Ok, so all of you know by now, I love any and all Holidays. I'm obsessed with any reason to be 'festive', to decorate the house, make happy treats, to go all out and most importantly--show LOVE to my family and friends! (and lets be honest, buy an overload of adorable outfits for my littlest Valentine) To an extent, I feel like Valentine's Day is a silly Holiday because of how commercialized it is--all this pressure is put on every guy in the world to come up with some extravagant gift, a romantic surprise and to be obnoxiously lovey-dovey for this one day--personally, I'd prefer small acts of love, every day. I'd prefer kind gestures from the heart, not because a calendar date and Holiday says it's necessary. Furthermore, while I'm busting Mr. Cupids chops--it breaks my heart that so many are made to feel 'lonely' on this day. Single people dread it like the plague and I ask, why?! Why does it have to be about love between a significant other? Hell, I still get a gift from my parents and they will always be my sweet Valentines! But Cupid, you're off the hook, because I'm a sucker for all things L O V E and I'm a firm believer of making a big deal out of the littlest of things--Valentines Day, you're a little guy on the Holiday totem pole in my book but I choose to love and embrace you. I have the sweetest people on earth in my life and the best 'Valentines' a girl could ever hope for and for that, I'm thankful! (ALSO; February is Heart Health Month, that's a huge deal!!)
What better way to signify a Holiday, why a mini photo shoot of course :) When I say mini, I mean miniature. It was super last minute; Zoe and I had been mentioning for days that we needed to get on the ball and document this time with Tyler but as usual, life gets in the way! My morning had started off rough, Tyler has had the 'funk' for several days which has her all out of sorts. I was mad at myself for letting non-sense get to me from things ugly people from my past had apparently said involving my family (you can talk about me, you can dislike me all you want but don't ever discuss my family, my children--mothers should know better). Zoe came over, gave me the hug and kick in the butt I needed. Watched my baby girl while I enjoyed a nice shower (it's crazy the little things you take for granted like showering--I always giggle when she says 'go shower, I've got her, enjoy it! Put on some music, light a candle!). It was a gloomy day and it was already 4:30 but we had just enough window light left to snap a few, to make memories with my girl. Brian wound up walking in during it--had no clue we were doing it but luckily he was off early that day; it was meant to be. He had contracted Tyler's funk and felt like absolute crap--Me being me, I said 'go throw on something festive and join us!' (oh and I'll get you some Tylenol ;) ) As miserable as he was, he obliged and as usual--some of my favorite images were created to date.
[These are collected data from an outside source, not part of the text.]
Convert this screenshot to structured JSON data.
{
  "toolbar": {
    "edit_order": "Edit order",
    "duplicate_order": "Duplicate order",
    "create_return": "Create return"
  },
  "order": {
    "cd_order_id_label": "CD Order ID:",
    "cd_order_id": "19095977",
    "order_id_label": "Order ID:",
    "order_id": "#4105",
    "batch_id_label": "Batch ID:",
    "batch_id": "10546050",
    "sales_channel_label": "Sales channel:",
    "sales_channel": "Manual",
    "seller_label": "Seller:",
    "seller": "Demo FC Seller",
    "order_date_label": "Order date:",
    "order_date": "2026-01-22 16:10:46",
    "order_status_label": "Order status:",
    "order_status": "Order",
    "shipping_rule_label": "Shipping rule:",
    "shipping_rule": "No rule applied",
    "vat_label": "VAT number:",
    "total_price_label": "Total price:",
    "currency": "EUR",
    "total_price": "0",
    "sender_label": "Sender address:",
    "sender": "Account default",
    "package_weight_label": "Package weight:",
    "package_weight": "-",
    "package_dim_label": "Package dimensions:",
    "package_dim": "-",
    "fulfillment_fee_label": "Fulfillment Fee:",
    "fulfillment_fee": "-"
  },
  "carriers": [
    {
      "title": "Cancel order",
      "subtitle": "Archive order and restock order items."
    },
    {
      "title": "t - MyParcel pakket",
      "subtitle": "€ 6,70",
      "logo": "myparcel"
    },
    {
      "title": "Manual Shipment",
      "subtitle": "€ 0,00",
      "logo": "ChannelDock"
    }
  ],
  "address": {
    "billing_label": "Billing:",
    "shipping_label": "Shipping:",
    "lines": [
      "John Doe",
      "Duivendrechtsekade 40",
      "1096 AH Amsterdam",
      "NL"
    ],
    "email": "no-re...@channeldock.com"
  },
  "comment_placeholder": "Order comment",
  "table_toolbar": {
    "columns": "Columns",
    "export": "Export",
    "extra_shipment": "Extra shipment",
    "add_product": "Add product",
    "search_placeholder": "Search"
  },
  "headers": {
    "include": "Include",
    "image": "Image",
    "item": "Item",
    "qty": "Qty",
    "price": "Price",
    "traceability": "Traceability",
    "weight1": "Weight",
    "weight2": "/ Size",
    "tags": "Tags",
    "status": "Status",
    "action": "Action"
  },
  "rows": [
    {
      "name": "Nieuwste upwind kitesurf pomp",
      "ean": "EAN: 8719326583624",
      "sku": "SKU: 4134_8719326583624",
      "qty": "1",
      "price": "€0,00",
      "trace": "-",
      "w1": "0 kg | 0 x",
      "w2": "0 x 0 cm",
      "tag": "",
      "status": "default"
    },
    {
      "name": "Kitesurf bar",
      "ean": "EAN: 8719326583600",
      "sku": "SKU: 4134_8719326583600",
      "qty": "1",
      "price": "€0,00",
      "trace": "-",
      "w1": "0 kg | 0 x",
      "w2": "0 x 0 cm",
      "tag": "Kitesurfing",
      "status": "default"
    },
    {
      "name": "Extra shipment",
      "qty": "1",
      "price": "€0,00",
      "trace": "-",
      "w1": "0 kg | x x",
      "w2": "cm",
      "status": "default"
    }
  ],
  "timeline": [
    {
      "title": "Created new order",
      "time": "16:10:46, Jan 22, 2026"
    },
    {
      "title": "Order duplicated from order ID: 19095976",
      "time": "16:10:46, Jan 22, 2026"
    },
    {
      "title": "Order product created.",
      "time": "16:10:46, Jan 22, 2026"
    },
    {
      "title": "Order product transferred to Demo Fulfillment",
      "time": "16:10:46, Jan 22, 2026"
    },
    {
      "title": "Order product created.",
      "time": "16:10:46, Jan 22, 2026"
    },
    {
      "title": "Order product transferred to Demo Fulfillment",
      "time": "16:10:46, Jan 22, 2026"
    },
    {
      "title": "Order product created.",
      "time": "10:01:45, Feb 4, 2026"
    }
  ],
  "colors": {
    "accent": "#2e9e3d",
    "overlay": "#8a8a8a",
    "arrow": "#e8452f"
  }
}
Small acts of love, every day.
Now personally, I'd take wild flowers over roses. French Fries and bacon over a box of chocolates and a beer over a fancy bottle of wine--my husband's got it easy ;) Let's try to treat every day like it's Valentines Day and show love to one another, always.
(and remember that silly morning I had, it was wiped away with the realization of how minute one or two mean people are in the grand scheme of life and love--don't give anyone the power to ruin your day. Off my soap box ;)
My most perfect Angel Aubri. Why I'm so thankful I've always made a big deal out of the 'little' things--and have these pictures to cherish.